Even if we haven't hit the LLM ceiling, we've hit a ceiling on branding for sure. I'm interested to see where these names go next. Uberbeing! Omnipotence Plugin!
A great tool if you want your own unique voice to blend seamlessly into the tidal wave of LLM-generated mush flooding the internet.
Grammarly is a powerful writing assistant that offers grammar, punctuation, and style suggestions to improve your writing. It’s an essential tool for maintaining your unique voice in a world filled with generic, LLM-generated content. With Grammarly, you can ensure your words stand out and resonate amidst the noise.

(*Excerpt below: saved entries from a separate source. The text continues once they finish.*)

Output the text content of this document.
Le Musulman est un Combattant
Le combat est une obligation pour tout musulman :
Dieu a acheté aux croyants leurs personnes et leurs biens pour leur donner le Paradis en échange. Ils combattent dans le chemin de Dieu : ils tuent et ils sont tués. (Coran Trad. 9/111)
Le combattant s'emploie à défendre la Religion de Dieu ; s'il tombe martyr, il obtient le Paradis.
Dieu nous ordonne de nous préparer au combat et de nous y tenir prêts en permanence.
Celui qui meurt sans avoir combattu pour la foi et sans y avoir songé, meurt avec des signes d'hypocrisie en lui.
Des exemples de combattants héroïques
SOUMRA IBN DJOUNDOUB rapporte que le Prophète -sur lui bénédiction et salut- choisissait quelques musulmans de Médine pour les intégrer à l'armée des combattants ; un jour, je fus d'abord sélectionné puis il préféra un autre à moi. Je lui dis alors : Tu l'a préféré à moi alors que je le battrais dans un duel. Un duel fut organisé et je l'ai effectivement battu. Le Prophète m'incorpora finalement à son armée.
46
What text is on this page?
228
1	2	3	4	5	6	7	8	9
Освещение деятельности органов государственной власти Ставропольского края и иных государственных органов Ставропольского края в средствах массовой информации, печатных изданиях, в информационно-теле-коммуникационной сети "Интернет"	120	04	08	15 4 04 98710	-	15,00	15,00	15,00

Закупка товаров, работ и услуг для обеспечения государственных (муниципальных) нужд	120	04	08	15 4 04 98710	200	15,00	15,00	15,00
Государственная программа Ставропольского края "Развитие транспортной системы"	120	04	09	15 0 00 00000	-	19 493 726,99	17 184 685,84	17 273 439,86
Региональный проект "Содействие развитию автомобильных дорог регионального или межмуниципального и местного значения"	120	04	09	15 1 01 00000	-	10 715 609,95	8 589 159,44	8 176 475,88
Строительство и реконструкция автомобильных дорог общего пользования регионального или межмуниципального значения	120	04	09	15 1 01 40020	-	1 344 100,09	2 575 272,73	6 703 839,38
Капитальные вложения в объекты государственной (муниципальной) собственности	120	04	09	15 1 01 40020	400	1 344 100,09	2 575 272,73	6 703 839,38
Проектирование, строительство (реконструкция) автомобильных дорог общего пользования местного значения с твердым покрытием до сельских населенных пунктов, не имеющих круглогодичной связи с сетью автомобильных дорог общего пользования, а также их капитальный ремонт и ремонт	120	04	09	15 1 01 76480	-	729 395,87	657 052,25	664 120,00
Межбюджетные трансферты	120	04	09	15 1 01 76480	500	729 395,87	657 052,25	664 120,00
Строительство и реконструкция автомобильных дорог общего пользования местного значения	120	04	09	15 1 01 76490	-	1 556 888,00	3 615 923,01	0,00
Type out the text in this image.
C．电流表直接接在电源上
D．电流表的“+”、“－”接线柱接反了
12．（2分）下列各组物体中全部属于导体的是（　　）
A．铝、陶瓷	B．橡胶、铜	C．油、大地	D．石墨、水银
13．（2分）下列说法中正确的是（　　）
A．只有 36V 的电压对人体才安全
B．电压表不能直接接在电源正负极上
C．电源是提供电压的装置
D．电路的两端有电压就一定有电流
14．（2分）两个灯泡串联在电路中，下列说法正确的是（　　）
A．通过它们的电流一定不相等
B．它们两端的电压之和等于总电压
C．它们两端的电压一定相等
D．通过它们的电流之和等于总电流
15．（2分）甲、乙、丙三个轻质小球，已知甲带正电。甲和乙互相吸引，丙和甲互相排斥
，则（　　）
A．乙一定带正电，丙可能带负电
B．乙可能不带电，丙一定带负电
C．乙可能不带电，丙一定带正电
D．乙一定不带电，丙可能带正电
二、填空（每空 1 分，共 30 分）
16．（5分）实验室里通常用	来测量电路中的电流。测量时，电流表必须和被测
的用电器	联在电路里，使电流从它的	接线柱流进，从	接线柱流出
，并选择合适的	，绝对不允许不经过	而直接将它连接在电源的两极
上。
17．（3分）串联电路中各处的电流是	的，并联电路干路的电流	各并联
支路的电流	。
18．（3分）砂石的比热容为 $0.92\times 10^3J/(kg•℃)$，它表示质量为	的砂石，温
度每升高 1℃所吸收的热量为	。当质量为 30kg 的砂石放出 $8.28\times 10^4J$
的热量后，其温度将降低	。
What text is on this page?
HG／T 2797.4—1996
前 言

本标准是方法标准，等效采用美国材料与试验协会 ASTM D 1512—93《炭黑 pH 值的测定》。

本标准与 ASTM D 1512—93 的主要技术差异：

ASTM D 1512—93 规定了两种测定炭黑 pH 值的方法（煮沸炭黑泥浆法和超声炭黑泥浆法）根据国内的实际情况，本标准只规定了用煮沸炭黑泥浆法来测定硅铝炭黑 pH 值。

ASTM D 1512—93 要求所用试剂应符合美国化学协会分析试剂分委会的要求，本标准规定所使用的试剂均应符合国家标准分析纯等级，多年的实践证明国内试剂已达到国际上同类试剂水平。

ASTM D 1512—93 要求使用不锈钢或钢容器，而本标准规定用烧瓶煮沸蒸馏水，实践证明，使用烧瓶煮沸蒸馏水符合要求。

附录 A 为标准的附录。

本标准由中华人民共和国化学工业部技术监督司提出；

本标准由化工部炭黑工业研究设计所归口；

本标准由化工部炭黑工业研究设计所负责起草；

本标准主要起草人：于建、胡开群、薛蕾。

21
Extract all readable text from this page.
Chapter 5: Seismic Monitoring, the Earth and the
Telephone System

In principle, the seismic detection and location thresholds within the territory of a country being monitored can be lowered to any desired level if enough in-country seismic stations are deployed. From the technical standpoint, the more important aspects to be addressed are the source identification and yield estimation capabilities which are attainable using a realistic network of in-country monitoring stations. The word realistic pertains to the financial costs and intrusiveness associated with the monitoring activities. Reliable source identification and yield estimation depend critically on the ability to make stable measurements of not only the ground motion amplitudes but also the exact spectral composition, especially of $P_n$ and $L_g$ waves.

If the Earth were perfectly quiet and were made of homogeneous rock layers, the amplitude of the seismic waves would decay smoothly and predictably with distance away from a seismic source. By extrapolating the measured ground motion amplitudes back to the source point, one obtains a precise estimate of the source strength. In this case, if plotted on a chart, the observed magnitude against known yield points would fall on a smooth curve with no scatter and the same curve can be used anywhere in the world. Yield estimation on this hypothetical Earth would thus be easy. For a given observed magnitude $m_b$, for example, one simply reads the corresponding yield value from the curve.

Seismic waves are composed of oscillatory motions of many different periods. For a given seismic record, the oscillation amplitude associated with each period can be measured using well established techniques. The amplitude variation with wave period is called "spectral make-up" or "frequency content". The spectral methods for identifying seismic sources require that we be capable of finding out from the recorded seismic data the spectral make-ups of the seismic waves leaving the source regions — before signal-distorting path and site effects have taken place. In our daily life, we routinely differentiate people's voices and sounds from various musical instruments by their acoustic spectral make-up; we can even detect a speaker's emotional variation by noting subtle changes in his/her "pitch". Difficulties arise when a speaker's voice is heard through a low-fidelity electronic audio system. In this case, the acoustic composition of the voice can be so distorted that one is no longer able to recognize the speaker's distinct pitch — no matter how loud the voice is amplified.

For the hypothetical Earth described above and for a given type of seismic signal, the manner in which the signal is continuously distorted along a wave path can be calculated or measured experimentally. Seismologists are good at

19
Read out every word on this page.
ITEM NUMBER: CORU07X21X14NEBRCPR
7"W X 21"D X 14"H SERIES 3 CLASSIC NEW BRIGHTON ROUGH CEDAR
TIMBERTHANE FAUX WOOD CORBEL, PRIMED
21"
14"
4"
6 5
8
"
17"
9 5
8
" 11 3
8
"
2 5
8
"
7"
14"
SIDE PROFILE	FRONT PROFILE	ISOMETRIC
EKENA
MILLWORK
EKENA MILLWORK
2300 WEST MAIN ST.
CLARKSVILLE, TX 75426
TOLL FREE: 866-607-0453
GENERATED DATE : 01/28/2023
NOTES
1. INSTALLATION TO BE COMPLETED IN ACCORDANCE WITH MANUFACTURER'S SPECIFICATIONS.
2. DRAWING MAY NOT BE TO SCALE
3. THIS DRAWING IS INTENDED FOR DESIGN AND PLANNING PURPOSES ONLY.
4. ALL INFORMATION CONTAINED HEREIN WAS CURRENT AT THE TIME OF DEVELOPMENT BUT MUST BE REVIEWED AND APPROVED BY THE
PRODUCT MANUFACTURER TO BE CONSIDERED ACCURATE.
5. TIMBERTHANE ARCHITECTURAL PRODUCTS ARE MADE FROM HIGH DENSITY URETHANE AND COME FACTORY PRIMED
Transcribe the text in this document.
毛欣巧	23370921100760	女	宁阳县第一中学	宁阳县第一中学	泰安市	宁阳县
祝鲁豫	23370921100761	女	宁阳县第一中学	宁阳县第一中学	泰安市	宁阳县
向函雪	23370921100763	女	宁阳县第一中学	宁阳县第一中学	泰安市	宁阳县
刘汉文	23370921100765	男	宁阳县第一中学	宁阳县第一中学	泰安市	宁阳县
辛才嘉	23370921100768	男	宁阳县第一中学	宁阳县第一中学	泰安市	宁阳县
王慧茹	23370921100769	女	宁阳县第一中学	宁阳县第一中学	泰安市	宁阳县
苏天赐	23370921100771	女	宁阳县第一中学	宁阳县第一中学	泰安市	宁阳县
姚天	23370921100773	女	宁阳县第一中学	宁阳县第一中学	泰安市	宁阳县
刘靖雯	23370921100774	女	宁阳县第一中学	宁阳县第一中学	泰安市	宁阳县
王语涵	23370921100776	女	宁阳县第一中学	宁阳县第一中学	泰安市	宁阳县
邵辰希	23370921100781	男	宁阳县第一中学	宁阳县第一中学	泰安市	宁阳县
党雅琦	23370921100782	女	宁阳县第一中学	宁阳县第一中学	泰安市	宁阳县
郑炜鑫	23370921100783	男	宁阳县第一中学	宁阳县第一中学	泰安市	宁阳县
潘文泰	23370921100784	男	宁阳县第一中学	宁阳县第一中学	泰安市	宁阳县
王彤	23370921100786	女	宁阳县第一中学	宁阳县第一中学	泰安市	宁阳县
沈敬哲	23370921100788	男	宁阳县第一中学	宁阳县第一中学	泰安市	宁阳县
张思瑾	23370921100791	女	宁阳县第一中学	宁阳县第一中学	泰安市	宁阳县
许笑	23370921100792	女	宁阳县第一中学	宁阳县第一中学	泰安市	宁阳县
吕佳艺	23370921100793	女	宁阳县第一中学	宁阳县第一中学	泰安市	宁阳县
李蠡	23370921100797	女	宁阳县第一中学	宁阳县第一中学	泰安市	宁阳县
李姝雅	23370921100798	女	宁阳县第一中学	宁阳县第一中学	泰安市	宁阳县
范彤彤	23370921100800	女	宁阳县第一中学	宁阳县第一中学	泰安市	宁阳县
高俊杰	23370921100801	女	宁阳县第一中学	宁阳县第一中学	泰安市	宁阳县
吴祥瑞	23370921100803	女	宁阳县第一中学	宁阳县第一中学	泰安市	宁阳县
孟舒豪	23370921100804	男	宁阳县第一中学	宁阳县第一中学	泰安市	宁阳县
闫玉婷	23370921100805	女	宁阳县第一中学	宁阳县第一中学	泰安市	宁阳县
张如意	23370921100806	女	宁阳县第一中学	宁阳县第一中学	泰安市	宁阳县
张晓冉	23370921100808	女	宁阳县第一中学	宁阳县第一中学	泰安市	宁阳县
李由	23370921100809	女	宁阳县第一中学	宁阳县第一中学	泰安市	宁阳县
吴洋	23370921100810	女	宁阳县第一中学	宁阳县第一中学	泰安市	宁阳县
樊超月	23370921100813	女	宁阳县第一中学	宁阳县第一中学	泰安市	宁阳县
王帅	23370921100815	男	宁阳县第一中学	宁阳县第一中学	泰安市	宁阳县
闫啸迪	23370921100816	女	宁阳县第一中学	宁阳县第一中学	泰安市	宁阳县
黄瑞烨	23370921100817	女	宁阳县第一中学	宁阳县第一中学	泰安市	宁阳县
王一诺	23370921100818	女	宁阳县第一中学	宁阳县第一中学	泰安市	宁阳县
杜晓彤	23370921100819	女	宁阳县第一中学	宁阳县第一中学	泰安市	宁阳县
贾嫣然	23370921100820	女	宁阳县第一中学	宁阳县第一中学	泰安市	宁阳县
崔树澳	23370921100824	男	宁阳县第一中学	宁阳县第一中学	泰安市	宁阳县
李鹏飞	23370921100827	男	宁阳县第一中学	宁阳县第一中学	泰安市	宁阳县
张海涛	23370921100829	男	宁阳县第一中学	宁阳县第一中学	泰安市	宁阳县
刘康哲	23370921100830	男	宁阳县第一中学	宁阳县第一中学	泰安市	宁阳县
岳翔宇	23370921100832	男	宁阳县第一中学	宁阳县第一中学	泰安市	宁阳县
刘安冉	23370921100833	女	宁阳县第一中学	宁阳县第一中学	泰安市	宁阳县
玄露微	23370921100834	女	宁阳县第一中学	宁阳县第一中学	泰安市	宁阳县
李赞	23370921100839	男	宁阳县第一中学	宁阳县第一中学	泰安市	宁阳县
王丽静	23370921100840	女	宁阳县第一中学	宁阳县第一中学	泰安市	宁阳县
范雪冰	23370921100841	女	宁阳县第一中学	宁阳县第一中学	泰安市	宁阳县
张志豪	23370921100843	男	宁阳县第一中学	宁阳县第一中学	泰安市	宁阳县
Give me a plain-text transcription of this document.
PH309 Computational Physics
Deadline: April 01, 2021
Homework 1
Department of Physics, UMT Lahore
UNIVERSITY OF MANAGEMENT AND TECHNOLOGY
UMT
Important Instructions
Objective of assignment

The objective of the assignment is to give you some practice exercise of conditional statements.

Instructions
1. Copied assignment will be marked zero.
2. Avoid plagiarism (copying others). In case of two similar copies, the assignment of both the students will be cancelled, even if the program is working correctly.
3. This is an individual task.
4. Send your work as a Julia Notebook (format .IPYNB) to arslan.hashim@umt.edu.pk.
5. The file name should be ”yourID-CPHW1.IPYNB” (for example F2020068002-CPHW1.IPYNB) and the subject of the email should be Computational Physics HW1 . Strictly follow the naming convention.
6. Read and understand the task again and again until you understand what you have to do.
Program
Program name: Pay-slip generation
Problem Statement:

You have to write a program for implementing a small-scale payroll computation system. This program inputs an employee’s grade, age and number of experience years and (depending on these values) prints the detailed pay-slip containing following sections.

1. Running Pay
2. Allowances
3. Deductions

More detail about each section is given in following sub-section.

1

I absolutely hate it when companies rename themselves. I know a company called an extremely stupid name by its young founder and they did not rename for decades and are now worth a bit short of $4T.

Why do the smaller ones constantly need to change their name. Like that changes anything in their substance.

Data point 1: They get a TechCrunch post out of it.
Moving to "AI" and away from a well-known brand smacks of desperation. Makes me wonder if the industry-wide trend of shoving AI into every product and feature, and channelling all investment into AI, is equally desperate.
One day, we will see a demand for services that are the opposite of "Superhuman". For example, a service like: "Deteriorate this text and make it look weirdly human. Add some typos and errors here and there, so that the final output looks 100% human-written."
The end state job for all the laid off office workers. A man can dream
Stop using Grammarly. There are better options available that don't exist just to collect your data to sell it to the highest bidder or feed it into an LLM.
Grammarly is a keylogger. It’s astounding any enterprise allows it to run on their endpoints.